They have come up with a list of possible characteristics, such as the ability to analyse, investigate, create products. They also suggest that graduates might be emotionally resilient, enterprising, able to work in teams and to empathise. And, of course, they need a knowledge of their subject.

The difficulty, says the group in a report for the Higher Education Quality Council published yesterday, is that some of the attributes could equally well belong to people who have never been near a university.

While understanding the limits of a subject or knowing about contemporary research might be exclusive to graduates, critical and analytical skills are found at every level of education.

The group decided that it was impossible to come up with a single check- list of graduate characteristics, although they thought they did have something that other people lacked. Or rather they should have.

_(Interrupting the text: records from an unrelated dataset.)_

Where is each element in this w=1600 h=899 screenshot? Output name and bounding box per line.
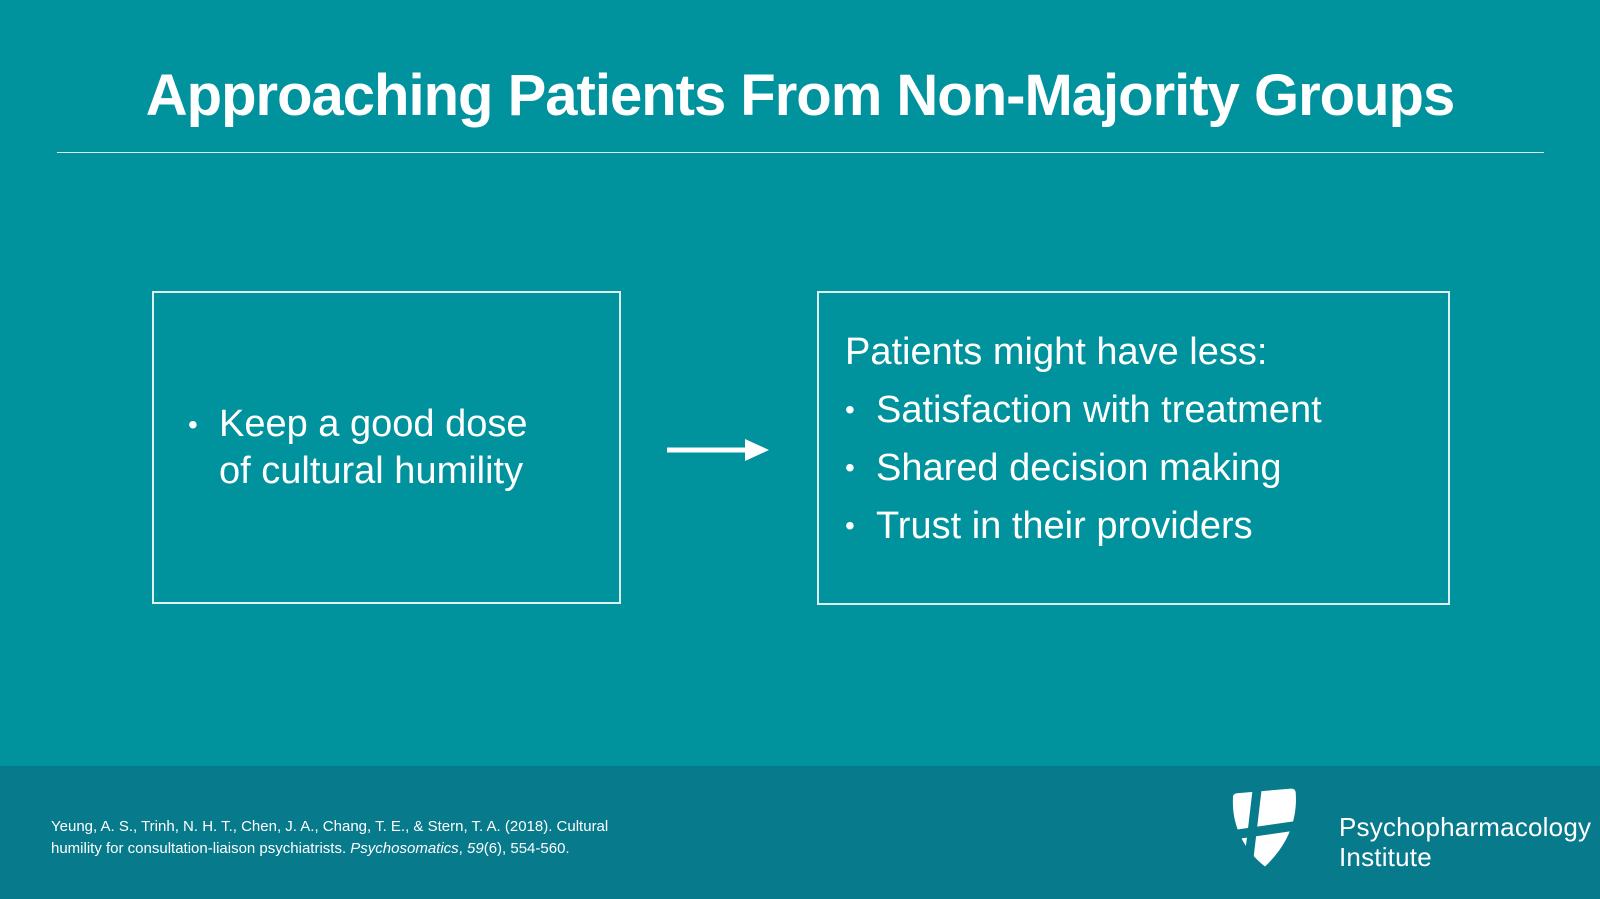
right-box-heading: Patients might have less: [845,331,1268,373]
footer-band: Yeung, A. S., Trinh, N. H. T., Chen, J. … [0,766,1600,899]
citation-volume: 59 [467,839,484,857]
list-item: • Keep a good dose of cultural humility [188,401,569,495]
bullet-icon: • [845,510,855,541]
list-item: • Shared decision making [845,439,1430,497]
citation: Yeung, A. S., Trinh, N. H. T., Chen, J. … [51,816,608,859]
right-arrow-icon [667,439,769,461]
citation-line-1: Yeung, A. S., Trinh, N. H. T., Chen, J. … [51,818,609,835]
left-box-bullet-text: Keep a good dose of cultural humility [219,402,528,492]
citation-line-2: humility for consultation-liaison psychi… [51,838,608,860]
citation-segment: , [458,839,468,857]
slide-title: Approaching Patients From Non-Majority G… [145,63,1455,128]
right-box-bullet-text: Trust in their providers [876,505,1253,547]
list-item: • Satisfaction with treatment [845,381,1430,439]
citation-journal: Psychosomatics [350,839,459,857]
title-divider [57,152,1544,153]
citation-segment: humility for consultation-liaison psychi… [51,839,351,857]
bullet-icon: • [845,394,855,425]
logo-wordmark: Psychopharmacology Institute [1339,812,1591,872]
logo: Psychopharmacology Institute [1227,786,1591,872]
right-box-bullet-text: Satisfaction with treatment [876,389,1322,431]
citation-segment: (6), 554-560. [483,839,570,857]
right-box: Patients might have less: • Satisfaction… [817,291,1450,605]
right-box-bullet-text: Shared decision making [876,447,1282,489]
bullet-icon: • [188,408,198,440]
left-box: • Keep a good dose of cultural humility [152,291,621,604]
logo-line-2: Institute [1339,842,1432,872]
shield-cross-icon [1227,786,1303,871]
logo-line-1: Psychopharmacology [1339,812,1592,842]
bullet-icon: • [845,452,855,483]
list-item: • Trust in their providers [845,497,1430,555]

At present, the draft report says, some of those who get low-class or pass degrees do not possess distinguishing characteristics. It recommends a review of classification, establishing minimum standards which might mean that students who at present get thirds and passes would not qualify as honours graduates. There would be another system of awards below that threshold.

It is the first attempt to promote nationally acceptable thresholds in universities and to address concern about differing degree standards since the rapid expansion of the system.

Roger Brown, the council's chief executive, said: `We want to avoid the situation where certain degrees from certain institutions are not tradable currency. That is what is under strain."

Eighty per cent of students are now on honours degree courses compared with 40 per cent in the Sixties. "The balance of honours-level degrees ...seems out of line with the needs of an expanded higher education system," the report says.

It argues that there is no way of knowing "whether the standard of one degree in a given class in a given subject is comparable to that of another institution; still less whether there is comparability between subjects over the passage of time". Universities determine their own assessment policies but all use external examiners. The report says that the influence of external examiners has declined and needs strengthening.

Another proposal is that, to establish benchmarks for general skills, graduates might be given aptitude tests before going on to postgraduate study or employment such as those in use in the United States and in British business schools.

Professor John Stoddart, the council's chairman, said British universities might be accused of shooting themselves in the foot by posing some of the questions raised in the report. "Many other countries have blindfolds over their eyes. We have identified the challenges and that puts us far ahead of other countries," he said.